An open API service indexing awesome lists of open source software.

https://github.com/henrikwarf/bq-health-optimizer-analyzer

Agentic Application - BigQuery Compass - Health and Optimization Analyzer
https://github.com/henrikwarf/bq-health-optimizer-analyzer

adk agents bigquery google-cloud

Last synced: 11 months ago
JSON representation

Agentic Application - BigQuery Compass - Health and Optimization Analyzer

Awesome Lists containing this project

README

          

# BigQuery Compass

This application uses a multi-agent AI system to perform a comprehensive analysis of a Google BigQuery environment. It provides an overall health score, detailed findings, and interactive, AI-powered recommendations to help you optimize for cost, performance, and metadata best practices.

![Screenshot of the BigQuery Analyzer](./frontend/screenshot.png)

## Features

- **Dynamic Project Selection**: Automatically discovers and lists all accessible Google Cloud projects.
- **Comprehensive Health Score**: Generates a 0-100 health score based on a detailed analysis of your datasets and tables, presented in an easy-to-read gauge.
- **Prioritized Key Findings**: Uses AI to identify key issues and best practices in your environment. Findings are categorized by importance (High, Medium, Low) and displayed in an interactive accordion UI.
- **AI-Powered Action Plans**: For each recommendation, you can generate a detailed, step-by-step action plan. A specialized AI agent performs a live Google search to find the most up-to-date documentation and best practices, then synthesizes this information into a concrete plan tailored to your project's context.
- **Recommended Reading**: Automatically suggests relevant articles and documentation to deepen your understanding of the identified issues and best practices.
- **Real-time Progress**: A live-updating progress bar and checklist show you exactly what the analysis is doing in the background.

## What Data is Analyzed?

This application operates on a **read-only** basis and prioritizes data privacy. It **does not access, read, or download the actual data** stored inside your BigQuery tables. All analysis is performed exclusively on metadata retrieved from the BigQuery `INFORMATION_SCHEMA`.

Specifically, the application fetches the following metadata for each dataset in the selected project:

* **Dataset Metadata**:
* Dataset DDL (Data Definition Language) to check for the presence of a dataset description.
* **Table Metadata**:
* Table names, types (e.g., `BASE TABLE`, `VIEW`), and DDL.
* Table and column descriptions.
* Partitioning and clustering configurations.
* Last modified times (to identify potentially stale tables).
* Storage metrics, including logical size, physical size (billable bytes), and row counts.
* **Project Listing**:
* The application uses the Google Cloud Resource Manager API to list the projects your authenticated account has access to, which populates the project selection dropdown.

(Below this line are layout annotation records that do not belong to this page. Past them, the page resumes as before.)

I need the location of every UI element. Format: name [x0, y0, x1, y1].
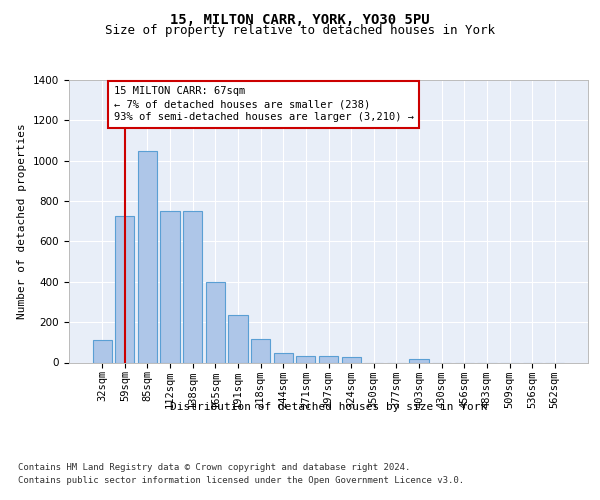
Bar [296, 356, 316, 362]
Y-axis label: Number of detached properties: Number of detached properties [17, 124, 28, 319]
Text: Contains public sector information licensed under the Open Government Licence v3: Contains public sector information licen… [18, 476, 464, 485]
Bar [229, 315, 248, 362]
Bar [409, 360, 428, 362]
Bar [251, 340, 270, 362]
Text: 15 MILTON CARR: 67sqm
← 7% of detached houses are smaller (238)
93% of semi-deta: 15 MILTON CARR: 67sqm ← 7% of detached h… [113, 86, 413, 122]
Text: Contains HM Land Registry data © Crown copyright and database right 2024.: Contains HM Land Registry data © Crown c… [18, 462, 410, 471]
Bar [92, 340, 112, 362]
Text: Distribution of detached houses by size in York: Distribution of detached houses by size … [170, 402, 487, 412]
Bar [341, 358, 361, 362]
Bar [183, 211, 202, 362]
Bar [274, 354, 293, 362]
Bar [138, 150, 157, 362]
Text: 15, MILTON CARR, YORK, YO30 5PU: 15, MILTON CARR, YORK, YO30 5PU [170, 12, 430, 26]
Bar [115, 216, 134, 362]
Bar [160, 211, 180, 362]
Text: Size of property relative to detached houses in York: Size of property relative to detached ho… [105, 24, 495, 37]
Bar [206, 282, 225, 362]
Bar [319, 356, 338, 362]
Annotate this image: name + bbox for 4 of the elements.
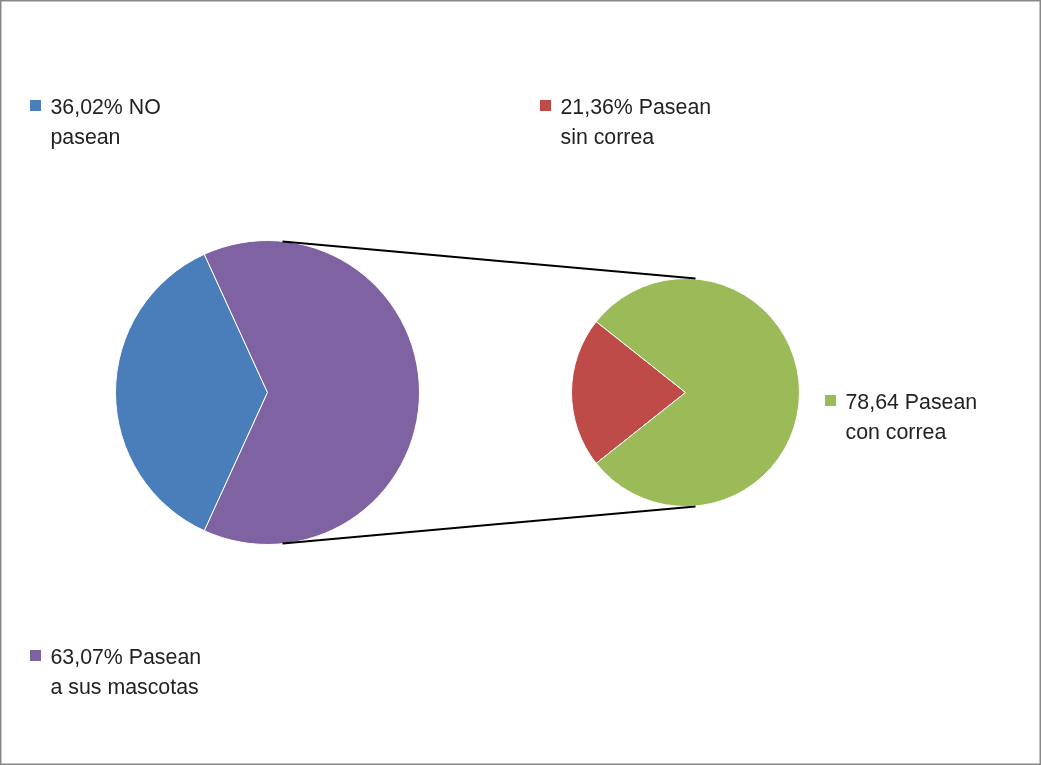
legend-label: 78,64 Pasean con correa — [845, 389, 978, 444]
legend-label: 36,02% NO pasean — [50, 94, 161, 149]
legend-label: 63,07% Pasean a sus mascotas — [50, 644, 202, 699]
legend-label: 21,36% Pasean sin correa — [560, 94, 712, 149]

This collected metadata is then provided to the AI agents for analysis and report generation. The "Action Plan" and "Recommended Reading" features use a separate AI agent that performs Google searches for relevant public documentation.

## Technology Stack

- **Backend**: Python with FastAPI and `google-adk` (Google's Agent Development Kit).
- **AI Model**: Google Gemini 2.5 Flash.
- **Frontend**: Vanilla JavaScript, HTML5, and CSS3. No frameworks.
- **Dependency Management**: Poetry.

## Setup

#### 1. Prerequisites
- Python 3.9+
- [Poetry](https://python-poetry.org/docs/#installation) for package management.
- [Google Cloud SDK](https://cloud.google.com/sdk/docs/install) installed and authenticated.

#### 2. Clone the Repository
```bash
git clone
cd
```

#### 3. Install Dependencies
Use Poetry to install all the required Python packages.
```bash
poetry install
```

#### 4. Set Up Google Cloud Authentication
Log in with your Google Cloud account to grant the application access to your projects.
```bash
gcloud auth application-default login
```

#### 5. Configure Environment Variables
Create a file named `.env` in the root of the project. This file will store your API keys and project settings.

```env
# .env

# Your Google Cloud Project ID (this is used as a fallback for authentication)
# The application will analyze the project you select in the UI.
GOOGLE_CLOUD_PROJECT="your-default-gcp-project-id"

# The default region for your BigQuery datasets.
GOOGLE_CLOUD_REGION="your-gcp-region" # e.g., us-central1, EU

# Your Gemini API Key from Google AI Studio.
GEMINI_API_KEY="your-gemini-api-key"
```

## How to Run

1. **Start the Backend Server**

From the root directory of the project, run the following command. This will start the FastAPI server on `http://localhost:8000` with hot-reloading enabled.

```bash
poetry run start
```

2. **Run the Frontend**

Open a **new terminal window** (leave the backend server running) and run the following command from the project's **root directory**. This starts a simple web server for the frontend.

```bash
python3 -m http.server --directory frontend 8080
```

Now, open your browser and navigate to `http://localhost:8080`.

The application will load, fetch your Google Cloud projects, and be ready for analysis.